Deutsche Bank is securitizing a portion of a loan used to purchase an office building on Manhattan’s Westside, according to rating agency reports.

COMM 2016-787S Mortgage Trust is backed by a $640 million portion of a $780 million loan secured by 787 7th Ave., a 1.7 million-square-foot, 50-story class A office building. The property was built in 1985 and initially served as the headquarters for the Equitable Life Assurance Society of the United States, the predecessor of AXA.

The loan, which was originated by German American Capital Corp., a unit of Deutsche Bank, pays only interest and no principal for its entire 10-year term. The borrower, Fifth Street Properties, a joint venture between California Public Employees' Retirement System (CalPERS) and CommonWealth Partners, used the loan, along with $220 million in mezzanine financing and $975.0 million in equity, to purchase the property for $1.9 billion and to fund improvements.

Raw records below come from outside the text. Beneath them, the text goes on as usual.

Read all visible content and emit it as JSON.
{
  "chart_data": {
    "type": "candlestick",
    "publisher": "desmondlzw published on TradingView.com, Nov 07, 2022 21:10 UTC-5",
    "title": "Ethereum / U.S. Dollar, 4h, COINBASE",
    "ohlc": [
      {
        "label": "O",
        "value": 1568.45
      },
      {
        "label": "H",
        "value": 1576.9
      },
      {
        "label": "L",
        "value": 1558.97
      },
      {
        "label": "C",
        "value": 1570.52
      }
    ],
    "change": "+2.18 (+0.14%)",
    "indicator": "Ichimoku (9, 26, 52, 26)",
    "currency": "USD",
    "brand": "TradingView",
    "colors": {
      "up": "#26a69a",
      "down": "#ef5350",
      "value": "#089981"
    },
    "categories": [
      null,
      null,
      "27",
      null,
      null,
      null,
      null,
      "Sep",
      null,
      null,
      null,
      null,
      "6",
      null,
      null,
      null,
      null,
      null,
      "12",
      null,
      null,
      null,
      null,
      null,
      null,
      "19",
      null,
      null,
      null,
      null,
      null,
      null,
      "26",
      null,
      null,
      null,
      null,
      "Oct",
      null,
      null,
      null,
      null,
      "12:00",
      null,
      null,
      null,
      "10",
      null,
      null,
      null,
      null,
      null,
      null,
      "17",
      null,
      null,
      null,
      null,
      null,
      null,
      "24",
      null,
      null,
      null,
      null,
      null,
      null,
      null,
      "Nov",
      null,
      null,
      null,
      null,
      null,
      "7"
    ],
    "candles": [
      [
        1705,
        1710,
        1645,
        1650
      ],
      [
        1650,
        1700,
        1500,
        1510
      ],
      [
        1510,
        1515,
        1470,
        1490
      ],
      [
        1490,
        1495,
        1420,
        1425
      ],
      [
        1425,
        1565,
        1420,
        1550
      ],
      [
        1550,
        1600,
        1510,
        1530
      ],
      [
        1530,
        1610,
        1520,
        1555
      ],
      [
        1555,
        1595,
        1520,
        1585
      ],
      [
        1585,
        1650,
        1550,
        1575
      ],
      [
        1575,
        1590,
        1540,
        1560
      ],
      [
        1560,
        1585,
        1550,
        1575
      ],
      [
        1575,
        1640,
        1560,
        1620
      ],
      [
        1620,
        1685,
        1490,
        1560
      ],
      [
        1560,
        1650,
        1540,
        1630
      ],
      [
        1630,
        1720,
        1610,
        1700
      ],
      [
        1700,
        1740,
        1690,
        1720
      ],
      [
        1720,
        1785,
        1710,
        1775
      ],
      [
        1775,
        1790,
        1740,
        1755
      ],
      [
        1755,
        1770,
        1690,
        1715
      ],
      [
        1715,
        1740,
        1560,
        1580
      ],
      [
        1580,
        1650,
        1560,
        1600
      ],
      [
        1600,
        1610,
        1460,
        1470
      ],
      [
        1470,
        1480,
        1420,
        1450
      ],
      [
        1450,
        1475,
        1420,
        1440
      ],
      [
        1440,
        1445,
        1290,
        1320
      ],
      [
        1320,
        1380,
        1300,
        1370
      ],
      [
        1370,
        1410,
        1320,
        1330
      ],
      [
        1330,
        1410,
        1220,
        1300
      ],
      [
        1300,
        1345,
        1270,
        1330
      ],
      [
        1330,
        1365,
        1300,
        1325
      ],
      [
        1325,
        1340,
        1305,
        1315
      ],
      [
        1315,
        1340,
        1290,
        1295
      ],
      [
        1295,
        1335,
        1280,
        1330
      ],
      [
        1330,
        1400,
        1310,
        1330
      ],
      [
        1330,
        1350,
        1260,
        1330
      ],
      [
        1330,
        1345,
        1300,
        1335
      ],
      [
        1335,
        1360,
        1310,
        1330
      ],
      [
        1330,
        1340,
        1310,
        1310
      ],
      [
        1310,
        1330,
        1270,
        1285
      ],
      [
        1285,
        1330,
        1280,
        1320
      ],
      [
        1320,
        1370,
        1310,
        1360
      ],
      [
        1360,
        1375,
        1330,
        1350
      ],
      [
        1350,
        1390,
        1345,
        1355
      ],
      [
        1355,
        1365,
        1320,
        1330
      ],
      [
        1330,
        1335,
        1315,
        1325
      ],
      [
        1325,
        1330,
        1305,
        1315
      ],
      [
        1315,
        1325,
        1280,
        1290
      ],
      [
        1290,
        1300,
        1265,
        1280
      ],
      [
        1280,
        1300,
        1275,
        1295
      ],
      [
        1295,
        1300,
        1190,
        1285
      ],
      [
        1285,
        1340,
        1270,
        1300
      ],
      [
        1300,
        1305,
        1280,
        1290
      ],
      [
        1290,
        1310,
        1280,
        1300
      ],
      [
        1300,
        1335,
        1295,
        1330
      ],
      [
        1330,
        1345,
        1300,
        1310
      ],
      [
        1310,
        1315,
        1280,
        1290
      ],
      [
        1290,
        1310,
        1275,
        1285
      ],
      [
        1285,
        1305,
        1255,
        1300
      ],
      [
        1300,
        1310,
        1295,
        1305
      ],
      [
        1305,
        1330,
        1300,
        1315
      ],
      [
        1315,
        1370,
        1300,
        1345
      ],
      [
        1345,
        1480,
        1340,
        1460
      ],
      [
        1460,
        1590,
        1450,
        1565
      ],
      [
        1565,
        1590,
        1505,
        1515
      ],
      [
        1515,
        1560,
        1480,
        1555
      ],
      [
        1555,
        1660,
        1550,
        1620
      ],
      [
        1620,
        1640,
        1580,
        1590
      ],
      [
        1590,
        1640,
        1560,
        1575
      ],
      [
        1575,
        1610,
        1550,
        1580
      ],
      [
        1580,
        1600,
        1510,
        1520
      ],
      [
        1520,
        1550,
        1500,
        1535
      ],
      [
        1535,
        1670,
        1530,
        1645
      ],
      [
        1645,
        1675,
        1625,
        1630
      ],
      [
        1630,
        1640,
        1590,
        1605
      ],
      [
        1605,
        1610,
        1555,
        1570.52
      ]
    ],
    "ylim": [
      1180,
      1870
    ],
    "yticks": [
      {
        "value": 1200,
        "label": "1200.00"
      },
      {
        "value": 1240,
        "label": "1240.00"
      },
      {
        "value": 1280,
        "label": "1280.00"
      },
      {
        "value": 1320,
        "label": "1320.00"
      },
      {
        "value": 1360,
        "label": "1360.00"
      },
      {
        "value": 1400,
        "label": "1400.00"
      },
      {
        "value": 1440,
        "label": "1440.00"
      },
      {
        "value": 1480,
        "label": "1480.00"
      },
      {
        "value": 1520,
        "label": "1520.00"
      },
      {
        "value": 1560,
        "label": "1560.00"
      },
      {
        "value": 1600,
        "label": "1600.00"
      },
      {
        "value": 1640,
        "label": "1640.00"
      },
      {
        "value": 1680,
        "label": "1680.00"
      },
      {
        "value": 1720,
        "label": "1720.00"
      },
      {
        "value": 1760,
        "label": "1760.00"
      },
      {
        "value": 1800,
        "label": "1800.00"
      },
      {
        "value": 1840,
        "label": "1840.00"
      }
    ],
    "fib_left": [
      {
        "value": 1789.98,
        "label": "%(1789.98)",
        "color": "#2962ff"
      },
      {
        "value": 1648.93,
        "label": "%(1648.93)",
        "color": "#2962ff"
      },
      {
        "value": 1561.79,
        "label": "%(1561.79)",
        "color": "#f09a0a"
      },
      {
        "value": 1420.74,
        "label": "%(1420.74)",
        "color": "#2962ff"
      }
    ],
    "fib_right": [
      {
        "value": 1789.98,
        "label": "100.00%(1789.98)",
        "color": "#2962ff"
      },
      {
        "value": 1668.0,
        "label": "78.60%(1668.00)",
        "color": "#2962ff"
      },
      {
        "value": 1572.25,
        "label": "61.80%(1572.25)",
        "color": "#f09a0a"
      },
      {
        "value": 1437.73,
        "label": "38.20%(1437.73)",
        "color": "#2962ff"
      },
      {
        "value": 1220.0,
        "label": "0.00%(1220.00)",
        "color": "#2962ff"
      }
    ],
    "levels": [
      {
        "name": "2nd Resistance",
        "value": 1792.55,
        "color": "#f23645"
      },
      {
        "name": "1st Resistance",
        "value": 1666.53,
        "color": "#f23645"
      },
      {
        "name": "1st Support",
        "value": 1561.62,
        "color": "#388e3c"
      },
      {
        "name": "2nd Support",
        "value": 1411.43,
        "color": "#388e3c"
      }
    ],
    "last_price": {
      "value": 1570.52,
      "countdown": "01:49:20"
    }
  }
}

The remaining $140 million of the senior loan is expected to be used for collateral for future offerings of commercial mortgage bonds.

Among the deal’s strengths is the fact that the loan is moderately leveraged; KBRA calculates the overall LTV at 75.1%.

It is also well located in the Columbus Circle submarket and was 98.3% leased to 16 tenants as of January 2016.

Among the risk factors cited by S&P and KBRA, a large portion of building tenants are law and financial services firms, which together represent 93.4% of the total square footage and 94.5% of total base rent.

There is also some risk that space could be vacated as leases for the two largest tenants, BNP Paribas and Sidley Austin, expire before the loan matures.

The trust will issue a senior tranche of class A notes with a loan-to-value ratio of 42.5% and preliminary triple-A ratings from Standard & Poor’s and Kroll Bond Rating Agency. The class B tranche with an LTV of 52.5% is rated AA-/AA and the class C tranche with an LTV of 60% is rated A-/A. There is also an unrated tranche of notes with an LTV of 71.7%.